Erst mit den folgenden Alben konnte sich Randy Newman als Künstler etablieren. Die Platten Sail Away (1972) und Good Old Boys (1974) wurden von den Kritikern einhellig gelobt, waren insbesondere unter Studenten populär und verkauften sich recht gut. Fast im Sinne eines Konzeptalbums (und als ein solches war die LP zunächst auch geplant) singt Newman auf Good Old Boys Lieder, die verschiedene Seiten des amerikanischen Traums kritisch beleuchten und sich insbesondere gegen die „Rednecks“ genannten konservativ-reaktionären Bewohner der Südstaaten wenden. Gemeinsam mit dem 1977 erschienenen Little Criminals, das Newmans ersten eigenen Single-Hit Short People enthielt, markieren Sail Away und Good Old Boys nach Ansicht vieler Kritiker den Höhepunkt von Newmans Schaffenskraft.
“Short people got no reason / to live. / They got little hands / and little eyes / and they walk around / tellin’ great big lies […] Well, I don’t want no short people / round here.”
Der erfolgreiche Song brachte Newman 1977 zunächst Beleidigungsklagen von Behindertenorganisationen und Proteste kleinwüchsiger Menschen ein. Im US-Bundesstaat Maryland wurde das Lied sogar gerichtlich verboten. Die Leute verstanden vielfach nicht, dass Newman in diesem für ihn typischen „Character-Song“ bewusst ironisch in die Rolle eines Menschen mit einem offensichtlich lächerlichen und völlig überzeichnet dargestellten Vorurteil schlüpfte, und verwechselten den Künstler mit der von ihm geschaffenen Kunstfigur.

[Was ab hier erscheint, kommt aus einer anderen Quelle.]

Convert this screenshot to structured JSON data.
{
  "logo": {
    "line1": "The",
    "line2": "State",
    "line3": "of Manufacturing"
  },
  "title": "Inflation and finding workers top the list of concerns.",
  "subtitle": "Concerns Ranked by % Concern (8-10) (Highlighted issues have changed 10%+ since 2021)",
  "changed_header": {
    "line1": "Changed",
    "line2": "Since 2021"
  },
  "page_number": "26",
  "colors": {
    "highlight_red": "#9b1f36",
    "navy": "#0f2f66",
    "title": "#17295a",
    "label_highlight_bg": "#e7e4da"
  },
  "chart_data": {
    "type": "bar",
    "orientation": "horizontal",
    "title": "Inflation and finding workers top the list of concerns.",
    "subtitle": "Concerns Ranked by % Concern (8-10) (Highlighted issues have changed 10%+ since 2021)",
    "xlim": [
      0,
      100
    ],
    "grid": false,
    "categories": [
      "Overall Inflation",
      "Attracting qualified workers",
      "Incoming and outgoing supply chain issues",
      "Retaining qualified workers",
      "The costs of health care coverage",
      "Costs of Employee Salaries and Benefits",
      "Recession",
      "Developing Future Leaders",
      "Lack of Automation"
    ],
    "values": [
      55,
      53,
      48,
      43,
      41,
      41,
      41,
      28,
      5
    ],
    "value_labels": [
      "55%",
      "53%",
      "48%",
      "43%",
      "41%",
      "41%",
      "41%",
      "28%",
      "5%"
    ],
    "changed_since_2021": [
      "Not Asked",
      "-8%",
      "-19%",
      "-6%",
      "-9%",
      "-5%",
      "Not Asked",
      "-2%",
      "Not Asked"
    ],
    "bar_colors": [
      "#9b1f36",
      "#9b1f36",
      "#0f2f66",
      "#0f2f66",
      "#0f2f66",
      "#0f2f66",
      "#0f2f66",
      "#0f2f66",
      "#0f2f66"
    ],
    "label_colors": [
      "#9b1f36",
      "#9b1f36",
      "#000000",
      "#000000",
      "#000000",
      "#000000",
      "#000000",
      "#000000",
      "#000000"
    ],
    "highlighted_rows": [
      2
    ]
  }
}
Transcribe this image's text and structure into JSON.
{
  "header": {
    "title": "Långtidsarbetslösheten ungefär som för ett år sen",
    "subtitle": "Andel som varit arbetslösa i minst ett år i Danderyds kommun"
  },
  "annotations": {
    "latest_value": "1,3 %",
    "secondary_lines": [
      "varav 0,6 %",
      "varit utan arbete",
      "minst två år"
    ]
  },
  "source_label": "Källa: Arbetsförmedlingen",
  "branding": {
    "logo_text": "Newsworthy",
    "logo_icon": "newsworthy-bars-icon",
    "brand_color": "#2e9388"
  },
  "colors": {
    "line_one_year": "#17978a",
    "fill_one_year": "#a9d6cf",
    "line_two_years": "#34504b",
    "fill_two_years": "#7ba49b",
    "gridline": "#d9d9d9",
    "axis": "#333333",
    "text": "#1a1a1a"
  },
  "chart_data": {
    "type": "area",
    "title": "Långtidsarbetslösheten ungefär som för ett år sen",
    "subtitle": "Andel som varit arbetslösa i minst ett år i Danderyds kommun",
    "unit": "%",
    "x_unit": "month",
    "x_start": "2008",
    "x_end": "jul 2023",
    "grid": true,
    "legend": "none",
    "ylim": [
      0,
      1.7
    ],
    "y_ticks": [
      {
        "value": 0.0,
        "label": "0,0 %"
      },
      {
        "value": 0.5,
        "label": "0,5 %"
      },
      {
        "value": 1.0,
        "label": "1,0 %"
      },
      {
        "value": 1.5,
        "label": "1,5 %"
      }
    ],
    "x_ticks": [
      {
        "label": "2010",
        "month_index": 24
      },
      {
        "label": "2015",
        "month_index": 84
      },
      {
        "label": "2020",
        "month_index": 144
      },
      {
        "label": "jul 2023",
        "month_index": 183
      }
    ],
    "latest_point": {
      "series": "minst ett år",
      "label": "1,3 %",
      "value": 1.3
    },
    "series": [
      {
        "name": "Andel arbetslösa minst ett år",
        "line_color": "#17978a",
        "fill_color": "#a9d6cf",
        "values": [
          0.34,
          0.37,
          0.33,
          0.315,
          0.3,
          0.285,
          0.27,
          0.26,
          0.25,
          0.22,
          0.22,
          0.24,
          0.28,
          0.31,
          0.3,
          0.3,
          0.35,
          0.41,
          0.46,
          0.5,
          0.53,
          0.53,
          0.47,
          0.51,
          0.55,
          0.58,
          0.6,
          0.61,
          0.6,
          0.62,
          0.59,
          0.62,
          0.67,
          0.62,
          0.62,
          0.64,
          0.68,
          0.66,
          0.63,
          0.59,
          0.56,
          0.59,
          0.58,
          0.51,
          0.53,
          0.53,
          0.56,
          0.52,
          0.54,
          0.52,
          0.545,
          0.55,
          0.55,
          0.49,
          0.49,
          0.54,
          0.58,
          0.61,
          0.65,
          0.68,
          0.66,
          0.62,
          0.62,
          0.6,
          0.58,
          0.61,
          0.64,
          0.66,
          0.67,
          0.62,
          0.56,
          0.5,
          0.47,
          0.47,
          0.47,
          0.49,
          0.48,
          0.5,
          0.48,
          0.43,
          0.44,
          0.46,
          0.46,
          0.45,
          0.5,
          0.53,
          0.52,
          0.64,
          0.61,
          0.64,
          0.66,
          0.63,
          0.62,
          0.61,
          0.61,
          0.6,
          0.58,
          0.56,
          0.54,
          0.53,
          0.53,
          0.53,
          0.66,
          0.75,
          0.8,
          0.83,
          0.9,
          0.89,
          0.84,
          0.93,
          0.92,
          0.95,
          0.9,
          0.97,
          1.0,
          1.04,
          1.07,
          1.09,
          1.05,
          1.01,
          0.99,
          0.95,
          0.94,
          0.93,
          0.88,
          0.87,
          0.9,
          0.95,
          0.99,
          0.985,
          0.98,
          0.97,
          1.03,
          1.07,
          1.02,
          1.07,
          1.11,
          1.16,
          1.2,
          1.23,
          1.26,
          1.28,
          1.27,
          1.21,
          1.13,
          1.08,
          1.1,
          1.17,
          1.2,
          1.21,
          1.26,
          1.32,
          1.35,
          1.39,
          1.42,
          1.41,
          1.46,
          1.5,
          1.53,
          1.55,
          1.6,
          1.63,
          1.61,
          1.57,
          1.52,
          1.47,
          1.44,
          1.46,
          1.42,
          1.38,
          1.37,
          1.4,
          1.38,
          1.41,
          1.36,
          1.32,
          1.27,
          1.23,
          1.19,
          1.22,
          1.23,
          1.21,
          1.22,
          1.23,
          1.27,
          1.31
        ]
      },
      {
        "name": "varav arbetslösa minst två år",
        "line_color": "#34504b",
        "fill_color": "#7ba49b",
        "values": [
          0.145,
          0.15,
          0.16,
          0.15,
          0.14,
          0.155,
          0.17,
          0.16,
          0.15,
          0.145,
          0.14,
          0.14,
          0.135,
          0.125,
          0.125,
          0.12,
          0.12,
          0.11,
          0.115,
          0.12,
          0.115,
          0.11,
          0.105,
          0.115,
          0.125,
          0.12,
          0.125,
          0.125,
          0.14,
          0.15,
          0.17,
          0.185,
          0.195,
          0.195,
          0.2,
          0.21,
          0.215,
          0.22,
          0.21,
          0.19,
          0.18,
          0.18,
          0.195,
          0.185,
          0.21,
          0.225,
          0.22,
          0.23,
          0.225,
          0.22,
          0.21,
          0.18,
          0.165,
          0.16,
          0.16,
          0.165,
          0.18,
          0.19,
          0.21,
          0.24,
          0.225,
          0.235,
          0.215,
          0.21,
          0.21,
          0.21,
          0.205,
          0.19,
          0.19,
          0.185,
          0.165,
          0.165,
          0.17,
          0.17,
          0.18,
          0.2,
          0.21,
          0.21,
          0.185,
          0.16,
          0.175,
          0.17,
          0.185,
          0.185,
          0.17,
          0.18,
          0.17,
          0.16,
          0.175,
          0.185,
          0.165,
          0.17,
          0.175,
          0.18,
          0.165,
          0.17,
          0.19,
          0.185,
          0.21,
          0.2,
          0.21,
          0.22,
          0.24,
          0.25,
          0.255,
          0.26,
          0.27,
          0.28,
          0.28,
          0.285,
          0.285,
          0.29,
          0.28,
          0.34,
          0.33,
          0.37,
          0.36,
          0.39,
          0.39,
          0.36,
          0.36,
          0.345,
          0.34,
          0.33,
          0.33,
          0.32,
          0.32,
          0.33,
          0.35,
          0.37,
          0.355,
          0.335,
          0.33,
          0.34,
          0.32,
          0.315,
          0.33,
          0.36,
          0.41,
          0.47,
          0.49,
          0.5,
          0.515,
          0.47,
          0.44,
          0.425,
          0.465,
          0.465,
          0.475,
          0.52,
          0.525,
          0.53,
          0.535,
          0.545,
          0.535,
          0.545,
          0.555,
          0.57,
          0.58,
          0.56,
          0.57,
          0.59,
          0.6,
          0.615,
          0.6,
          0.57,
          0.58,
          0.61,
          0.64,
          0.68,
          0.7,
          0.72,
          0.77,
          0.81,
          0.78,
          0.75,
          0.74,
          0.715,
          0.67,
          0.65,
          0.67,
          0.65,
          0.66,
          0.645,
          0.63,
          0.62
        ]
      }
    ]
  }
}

Newman setzt sich in seinen Texten mitunter intensiv mit historischen Themen auseinander, so zum Beispiel in In Germany Before the War (1977) mit dem Fall des Serienmörders Peter Kürten oder in The Great Nations of Europe (1999) mit der europäischen Expansion im 16. Jahrhundert, die auf geistreiche Weise auf gegenwärtige Tendenzen in der US-amerikanischen Außenpolitik bezogen wird. Fast prophetisch wirkt schließlich die Satire Political Science von 1972, die den Narzissmus mancher Amerikaner, die sich von der übrigen Welt nicht genügend wertgeschätzt fühlen und daher umso aggressiver auftreten, karikiert – damals auf den Vietnamkrieg bezogen, hat der Text wenig an Aktualität eingebüßt:
“No one likes us/ I don’t know why/ We may not be perfect/ But heaven knows we try/ All around even our old friends put us down/ Let’s drop the Big One/ and see what happens/ We give them money/ But are they grateful?/ No, they’re spiteful/ and they’re hateful/ They don’t respect us/ So let’s surprise them/ We’ll drop the Big One/ And pulverize them”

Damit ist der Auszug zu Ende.